Glad you're okay, buddy.


----------



## lklawson (Feb 28, 2012)

Sukerkin said:


> :chuckles: $20!  :faints:


That's why I even bothered taking the risk.  If it were a $1,000 risk I would have never gambled.

Peace favor your sword,
Kirk


----------



## Bob Hubbard (Feb 28, 2012)

Bill, Don't know if the ones I got come in prescription. I'll try and remember to ask Tim when I talk to him later.


Regarding Zenni, I used them once. Price was right, had to get my prescription from my eye doctor and do some measurements on my own.  Glasses are cheap, seem decent for light duty, little fragile for heavy wear, but that's more the frames I picked (I went real cheap to test them out).  Comparable glasses from my eye doc run $400.


----------



## Bill Mattocks (Feb 28, 2012)

Bob Hubbard said:


> Bill, Don't know if the ones I got come in prescription. I'll try and remember to ask Tim when I talk to him later.



Don't worry too much about it, I was simply curious.  The ones I had (and will order again) cost very little - I did have to pay a bit more because my prescription is so extreme.  I was just wondering is all.  Thanks!


----------



## elder999 (Feb 28, 2012)

Glad you're okay, Bill.


----------



## Bill Mattocks (Apr 5, 2012)

Got the new goggles!  Even better, they fit under my Pirhana Gear head protection, which I like better than the foam-dipped stuff (the old goggles just didn't fit under it).

View attachment 16263

These came from Zenni Optical; very inexpensive, even with my strong prescription.


----------



## Sukerkin (Apr 5, 2012)

:grins:  Looking ready to rock there my friend .


----------



## Buka (Apr 5, 2012)

I'm glad you're okay, bud. And I hope you ordered some more of those glasses.

It must have been quite a point of view from your perspective.


----------



## Bill Mattocks (Apr 5, 2012)

Buka said:


> I'm glad you're okay, bud. And I hope you ordered some more of those glasses.
> 
> It must have been quite a point of view from your perspective.



It was over pretty quickly!  Hard to say what I saw, except stars!


----------



## Cyriacus (Apr 5, 2012)

Bill, I think the problem here is that You made a rookie mistake, and forgot that You need to condition Your eyeball for hard contact before You actually dive right into it.


----------



## Bill Mattocks (Apr 5, 2012)

Cyriacus said:


> Bill, I think the problem here is that You made a rookie mistake, and forgot that You need to condition Your eyeball for hard contact before You actually dive right into it.
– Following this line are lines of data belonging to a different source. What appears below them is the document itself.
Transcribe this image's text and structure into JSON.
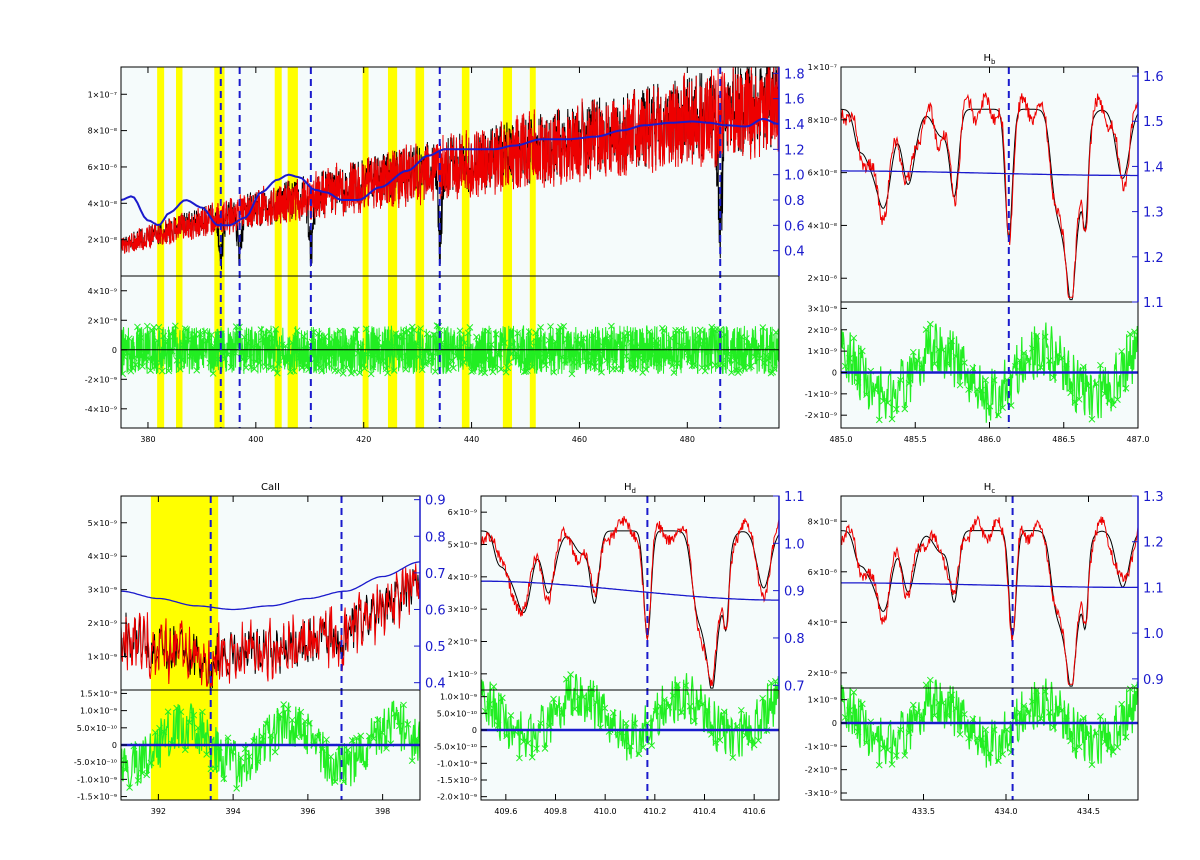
{
  "colors": {
    "background": "#ffffff",
    "plot_background": "#f5fbfb",
    "observed": "#000000",
    "model": "#ee0000",
    "continuum": "#1a1acc",
    "residuals": "#22ee22",
    "marker_line": "#1a1acc",
    "band": "#ffff00"
  },
  "chart_data": [
    {
      "id": "full",
      "type": "line",
      "title": "",
      "xlim": [
        375,
        497
      ],
      "x_ticks": [
        "380",
        "400",
        "420",
        "440",
        "460",
        "480"
      ],
      "x_tick_values": [
        380,
        400,
        420,
        440,
        460,
        480
      ],
      "top": {
        "ylim": [
          0,
          1.15e-07
        ],
        "y_ticks": [
          "2×10⁻⁸",
          "4×10⁻⁸",
          "6×10⁻⁸",
          "8×10⁻⁸",
          "1×10⁻⁷"
        ],
        "y_tick_values": [
          2e-08,
          4e-08,
          6e-08,
          8e-08,
          1e-07
        ],
        "right_ylim": [
          0.2,
          1.85
        ],
        "right_ticks": [
          "0.4",
          "0.6",
          "0.8",
          "1.0",
          "1.2",
          "1.4",
          "1.6",
          "1.8"
        ],
        "right_tick_values": [
          0.4,
          0.6,
          0.8,
          1.0,
          1.2,
          1.4,
          1.6,
          1.8
        ]
      },
      "bottom": {
        "ylim": [
          -5.3e-09,
          5e-09
        ],
        "y_ticks": [
          "4×10⁻⁹",
          "2×10⁻⁹",
          "0",
          "-2×10⁻⁹",
          "-4×10⁻⁹"
        ],
        "y_tick_values": [
          4e-09,
          2e-09,
          0,
          -2e-09,
          -4e-09
        ]
      },
      "bands": [
        [
          381.7,
          383.0
        ],
        [
          385.2,
          386.4
        ],
        [
          392.3,
          394.2
        ],
        [
          403.5,
          404.8
        ],
        [
          405.9,
          407.8
        ],
        [
          419.8,
          420.9
        ],
        [
          424.5,
          426.2
        ],
        [
          429.6,
          431.2
        ],
        [
          438.2,
          439.6
        ],
        [
          445.8,
          447.5
        ],
        [
          450.8,
          451.9
        ]
      ],
      "vlines": [
        393.5,
        397.0,
        410.2,
        434.1,
        486.1
      ],
      "continuum_knots": [
        [
          375,
          0.8
        ],
        [
          377,
          0.83
        ],
        [
          380,
          0.64
        ],
        [
          382,
          0.6
        ],
        [
          384,
          0.7
        ],
        [
          387,
          0.8
        ],
        [
          390,
          0.74
        ],
        [
          393,
          0.6
        ],
        [
          395,
          0.6
        ],
        [
          398,
          0.66
        ],
        [
          401,
          0.86
        ],
        [
          404,
          0.96
        ],
        [
          406,
          1.0
        ],
        [
          408,
          0.98
        ],
        [
          411,
          0.88
        ],
        [
          413,
          0.86
        ],
        [
          416,
          0.8
        ],
        [
          419,
          0.8
        ],
        [
          423,
          0.9
        ],
        [
          428,
          1.03
        ],
        [
          432,
          1.15
        ],
        [
          435,
          1.2
        ],
        [
          440,
          1.2
        ],
        [
          444,
          1.2
        ],
        [
          448,
          1.23
        ],
        [
          453,
          1.28
        ],
        [
          458,
          1.28
        ],
        [
          463,
          1.3
        ],
        [
          468,
          1.35
        ],
        [
          472,
          1.39
        ],
        [
          477,
          1.41
        ],
        [
          481,
          1.42
        ],
        [
          484,
          1.41
        ],
        [
          487,
          1.39
        ],
        [
          491,
          1.38
        ],
        [
          494,
          1.44
        ],
        [
          497,
          1.4
        ]
      ]
    },
    {
      "id": "hb",
      "type": "line",
      "title": "H",
      "title_sub": "b",
      "xlim": [
        485.0,
        487.0
      ],
      "x_ticks": [
        "485.0",
        "485.5",
        "486.0",
        "486.5",
        "487.0"
      ],
      "x_tick_values": [
        485.0,
        485.5,
        486.0,
        486.5,
        487.0
      ],
      "top": {
        "ylim": [
          1.1e-08,
          1e-07
        ],
        "y_ticks": [
          "2×10⁻⁸",
          "4×10⁻⁸",
          "6×10⁻⁸",
          "8×10⁻⁸",
          "1×10⁻⁷"
        ],
        "y_tick_values": [
          2e-08,
          4e-08,
          6e-08,
          8e-08,
          1e-07
        ],
        "right_ylim": [
          1.1,
          1.62
        ],
        "right_ticks": [
          "1.1",
          "1.2",
          "1.3",
          "1.4",
          "1.5",
          "1.6"
        ],
        "right_tick_values": [
          1.1,
          1.2,
          1.3,
          1.4,
          1.5,
          1.6
        ]
      },
      "bottom": {
        "ylim": [
          -2.6e-09,
          3.3e-09
        ],
        "y_ticks": [
          "3×10⁻⁹",
          "2×10⁻⁹",
          "1×10⁻⁹",
          "0",
          "-1×10⁻⁹",
          "-2×10⁻⁹"
        ],
        "y_tick_values": [
          3e-09,
          2e-09,
          1e-09,
          0,
          -1e-09,
          -2e-09
        ]
      },
      "bands": [],
      "vlines": [
        486.13
      ],
      "continuum_knots": [
        [
          485.0,
          1.39
        ],
        [
          487.0,
          1.38
        ]
      ]
    },
    {
      "id": "caii",
      "type": "line",
      "title": "CaII",
      "xlim": [
        391.0,
        399.0
      ],
      "x_ticks": [
        "392",
        "394",
        "396",
        "398"
      ],
      "x_tick_values": [
        392,
        394,
        396,
        398
      ],
      "top": {
        "ylim": [
          0,
          5.8e-09
        ],
        "y_ticks": [
          "1×10⁻⁹",
          "2×10⁻⁹",
          "3×10⁻⁹",
          "4×10⁻⁹",
          "5×10⁻⁹"
        ],
        "y_tick_values": [
          1e-09,
          2e-09,
          3e-09,
          4e-09,
          5e-09
        ],
        "right_ylim": [
          0.38,
          0.91
        ],
        "right_ticks": [
          "0.4",
          "0.5",
          "0.6",
          "0.7",
          "0.8",
          "0.9"
        ],
        "right_tick_values": [
          0.4,
          0.5,
          0.6,
          0.7,
          0.8,
          0.9
        ]
      },
      "bottom": {
        "ylim": [
          -1.6e-09,
          1.6e-09
        ],
        "y_ticks": [
          "1.5×10⁻⁹",
          "1.0×10⁻⁹",
          "5.0×10⁻¹⁰",
          "0",
          "-5.0×10⁻¹⁰",
          "-1.0×10⁻⁹",
          "-1.5×10⁻⁹"
        ],
        "y_tick_values": [
          1.5e-09,
          1e-09,
          5e-10,
          0,
          -5e-10,
          -1e-09,
          -1.5e-09
        ]
      },
      "bands": [
        [
          391.8,
          393.6
        ]
      ],
      "vlines": [
        393.4,
        396.9
      ],
      "continuum_knots": [
        [
          391.0,
          0.65
        ],
        [
          392.0,
          0.63
        ],
        [
          393.0,
          0.61
        ],
        [
          394.0,
          0.6
        ],
        [
          395.0,
          0.61
        ],
        [
          396.0,
          0.63
        ],
        [
          397.0,
          0.65
        ],
        [
          398.0,
          0.69
        ],
        [
          399.0,
          0.73
        ]
      ]
    },
    {
      "id": "hd",
      "type": "line",
      "title": "H",
      "title_sub": "d",
      "xlim": [
        409.5,
        410.7
      ],
      "x_ticks": [
        "409.6",
        "409.8",
        "410.0",
        "410.2",
        "410.4",
        "410.6"
      ],
      "x_tick_values": [
        409.6,
        409.8,
        410.0,
        410.2,
        410.4,
        410.6
      ],
      "top": {
        "ylim": [
          5e-10,
          6.5e-09
        ],
        "y_ticks": [
          "1×10⁻⁹",
          "2×10⁻⁹",
          "3×10⁻⁹",
          "4×10⁻⁹",
          "5×10⁻⁹",
          "6×10⁻⁹"
        ],
        "y_tick_values": [
          1e-09,
          2e-09,
          3e-09,
          4e-09,
          5e-09,
          6e-09
        ],
        "right_ylim": [
          0.69,
          1.1
        ],
        "right_ticks": [
          "0.7",
          "0.8",
          "0.9",
          "1.0",
          "1.1"
        ],
        "right_tick_values": [
          0.7,
          0.8,
          0.9,
          1.0,
          1.1
        ]
      },
      "bottom": {
        "ylim": [
          -2.1e-09,
          1.2e-09
        ],
        "y_ticks": [
          "1.0×10⁻⁹",
          "5.0×10⁻¹⁰",
          "0",
          "-5.0×10⁻¹⁰",
          "-1.0×10⁻⁹",
          "-1.5×10⁻⁹",
          "-2.0×10⁻⁹"
        ],
        "y_tick_values": [
          1e-09,
          5e-10,
          0,
          -5e-10,
          -1e-09,
          -1.5e-09,
          -2e-09
        ],
        "series_offset": 4e-10
      },
      "bands": [],
      "vlines": [
        410.17
      ],
      "continuum_knots": [
        [
          409.5,
          0.92
        ],
        [
          410.7,
          0.88
        ]
      ]
    },
    {
      "id": "hg",
      "type": "line",
      "title": "H",
      "title_sub": "c",
      "xlim": [
        433.0,
        434.8
      ],
      "x_ticks": [
        "433.5",
        "434.0",
        "434.5"
      ],
      "x_tick_values": [
        433.5,
        434.0,
        434.5
      ],
      "top": {
        "ylim": [
          1.4e-08,
          9e-08
        ],
        "y_ticks": [
          "2×10⁻⁸",
          "4×10⁻⁸",
          "6×10⁻⁸",
          "8×10⁻⁸"
        ],
        "y_tick_values": [
          2e-08,
          4e-08,
          6e-08,
          8e-08
        ],
        "right_ylim": [
          0.88,
          1.3
        ],
        "right_ticks": [
          "0.9",
          "1.0",
          "1.1",
          "1.2",
          "1.3"
        ],
        "right_tick_values": [
          0.9,
          1.0,
          1.1,
          1.2,
          1.3
        ]
      },
      "bottom": {
        "ylim": [
          -3.3e-09,
          1.5e-09
        ],
        "y_ticks": [
          "1×10⁻⁹",
          "0",
          "-1×10⁻⁹",
          "-2×10⁻⁹",
          "-3×10⁻⁹"
        ],
        "y_tick_values": [
          1e-09,
          0,
          -1e-09,
          -2e-09,
          -3e-09
        ]
      },
      "bands": [],
      "vlines": [
        434.04
      ],
      "continuum_knots": [
        [
          433.0,
          1.11
        ],
        [
          434.8,
          1.1
        ]
      ]
    }
  ]
}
I suspect you are absolutely right.  I need an eyeball makiwara.


----------



## Xue Sheng (Apr 6, 2012)

You need....Iron Eyeball Training


----------



## lklawson (Apr 6, 2012)

Xue Sheng said:


> You need....Iron Eyeball Training


Is there a Jow rinse that I can use along with that?  I'm thinking something with lots of alcohol and red pepper...

Peace favor your sword,
Kirk


----------